Warning
This article was automatically translated by OpenAI (gpt-4o).It may be edited eventually, but please be aware that it may contain incorrect information at this time.
"Launching an OpenAI-Compatible Server Using Gemma Model with llama-cpp-python and Access It from Spring AI" in the same way, we will try Meta's Llama 3.
Table of Contents
Installing llama-cpp-python
First, create a virtual environment.
mkdir -p $HOME/work/llm
cd $HOME/work/llm
python3 -m venv .venv
source .venv/bin/activate
Install llama-cpp-python along with the server.
CMAKE_ARGS="-DLLAMA_METAL=on" pip install --force-reinstall --no-cache-dir 'llama-cpp-python[server]'
Note
If you encounter errors on an Apple Silicon Mac, try the setup described at https://github.com/abetlen/llama-cpp-python/blob/main/docs/install/macos.md.
chat_format="llama-3" was supported in the following commit, so use v0.2.64 or higher.
https://github.com/abetlen/llama-cpp-python/commit/8559e8ce88b7c7343004eeccb7333b806034b01c
Downloading Llama 3
sudo mkdir -p /opt/models
sudo chown -R $USER /opt/models
The model used with llama-cpp-python needs to be in GGUF format, so we will use the following model converted to GGUF format.
https://huggingface.co/QuantFactory/Meta-Llama-3-8B-Instruct-GGUF
Download Meta-Llama-3-8B-Instruct.Q4_K_M.gguf to /opt/models/.
Starting the OpenAI-Compatible Server
Start the server with the following command. You need to specify --chat_format=llama-3.
python3 -m llama_cpp.server --chat_format=llama-3 --model /opt/models/Meta-Llama-3-8B-Instruct.Q4_K_M.gguf --n_gpu_layers 1
You can check the API documentation from the following.
The OpenAI "Create chat completion" API requires the
modelparameter, but it seems that themodelparameter is not necessary for llama-cpp-python.
Accessing with curl
curl -s http://localhost:8000/v1/chat/completions \
-H "Content-Type: application/json" \
-d '{
"messages": [
{"role": "user", "content": "Give me a joke."}
]
}' | jq .
A joke was returned.
{
"id": "chatcmpl-755f1cc0-39e1-408c-b119-11034492b500",
"object": "chat.completion",
"created": 1715328366,
"model": "/opt/models/Meta-Llama-3-8B-Instruct.Q4_K_M.gguf",
"choices": [
{
"index": 0,
"message": {
"content": "Here's one:\n\nWhy couldn't the bicycle stand up by itself?\n\n(Wait for it...)\n\nBecause it was two-tired!\n\nHope that made you laugh!",
"role": "assistant"
},
"logprobs": null,
"finish_reason": "stop"
}
],
"usage": {
"prompt_tokens": 17,
"completion_tokens": 32,
"total_tokens": 49
}
}
Accessing with Spring AI
Let's access it from an app using Spring AI.

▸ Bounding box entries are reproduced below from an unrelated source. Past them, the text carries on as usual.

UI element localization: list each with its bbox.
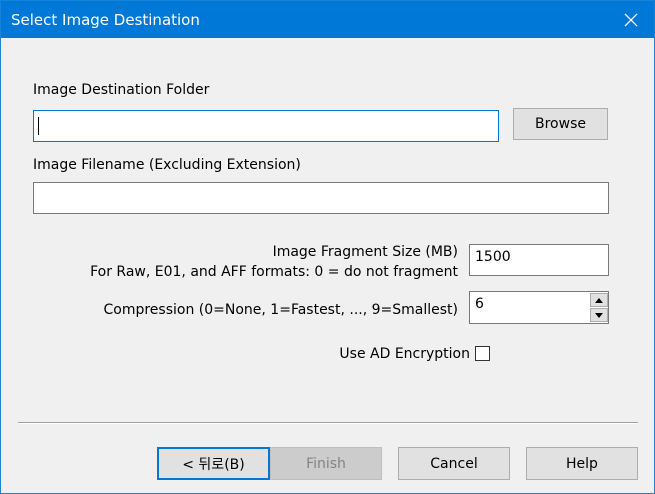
compression-label: Compression (0=None, 1=Fastest, ..., 9=S… bbox=[103, 302, 458, 318]
dialog-window: Select Image Destination Image Destinati… bbox=[0, 0, 655, 494]
text-caret bbox=[38, 117, 39, 135]
cancel-button[interactable]: Cancel bbox=[398, 447, 510, 480]
fragment-size-hint: For Raw, E01, and AFF formats: 0 = do no… bbox=[90, 264, 458, 280]
spin-up-icon bbox=[595, 297, 603, 303]
close-button[interactable] bbox=[608, 1, 654, 38]
close-icon bbox=[624, 13, 638, 26]
spin-down-button[interactable] bbox=[590, 308, 608, 322]
title-bar: Select Image Destination bbox=[1, 1, 654, 38]
help-button[interactable]: Help bbox=[526, 447, 638, 480]
compression-input[interactable]: 6 bbox=[469, 291, 609, 324]
dest-folder-label: Image Destination Folder bbox=[33, 82, 210, 98]
spin-up-button[interactable] bbox=[590, 293, 608, 307]
spin-down-icon bbox=[595, 312, 603, 318]
dest-folder-input[interactable] bbox=[33, 110, 499, 142]
compression-value: 6 bbox=[475, 296, 484, 312]
divider bbox=[18, 422, 638, 424]
browse-button[interactable]: Browse bbox=[513, 108, 608, 140]
finish-button[interactable]: Finish bbox=[270, 447, 382, 480]
filename-input[interactable] bbox=[33, 182, 609, 214]
fragment-size-label: Image Fragment Size (MB) bbox=[272, 244, 458, 260]
fragment-size-input[interactable]: 1500 bbox=[469, 244, 609, 276]
encryption-label: Use AD Encryption bbox=[339, 346, 470, 362]
filename-label: Image Filename (Excluding Extension) bbox=[33, 157, 301, 173]
fragment-size-value: 1500 bbox=[475, 249, 511, 265]
back-button[interactable]: < 뒤로(B) bbox=[157, 447, 270, 480]
encryption-checkbox[interactable] bbox=[475, 346, 490, 361]
dialog-title: Select Image Destination bbox=[11, 11, 200, 29]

Since it is OpenAI-compatible, you can use the OpenAI Chat Client of Spring AI.
Here is a sample app.
https://github.com/making/hello-spring-ai
git clone https://github.com/making/hello-spring-ai
cd hello-spring-ai
./mvnw clean package -DskipTests=true
java -jar target/hello-spring-ai-0.0.1-SNAPSHOT.jar --spring.ai.openai.base-url=http://localhost:8000 --spring.ai.openai.api-key=dummy
$ curl localhost:8080
Here's one:
Why couldn't the bicycle stand up by itself?
(Wait for it...)
Because it was two-tired!
Hope that made you smile! Do you want to hear another one?
This app itself is for OpenAI, but the advantage of using llama-cpp-python is that you can use Llama-3 just by changing the properties.
If you don't care about compatibility with the OpenAI API and just want to use Llama 3, you can also use Ollama via spring-ai-ollama.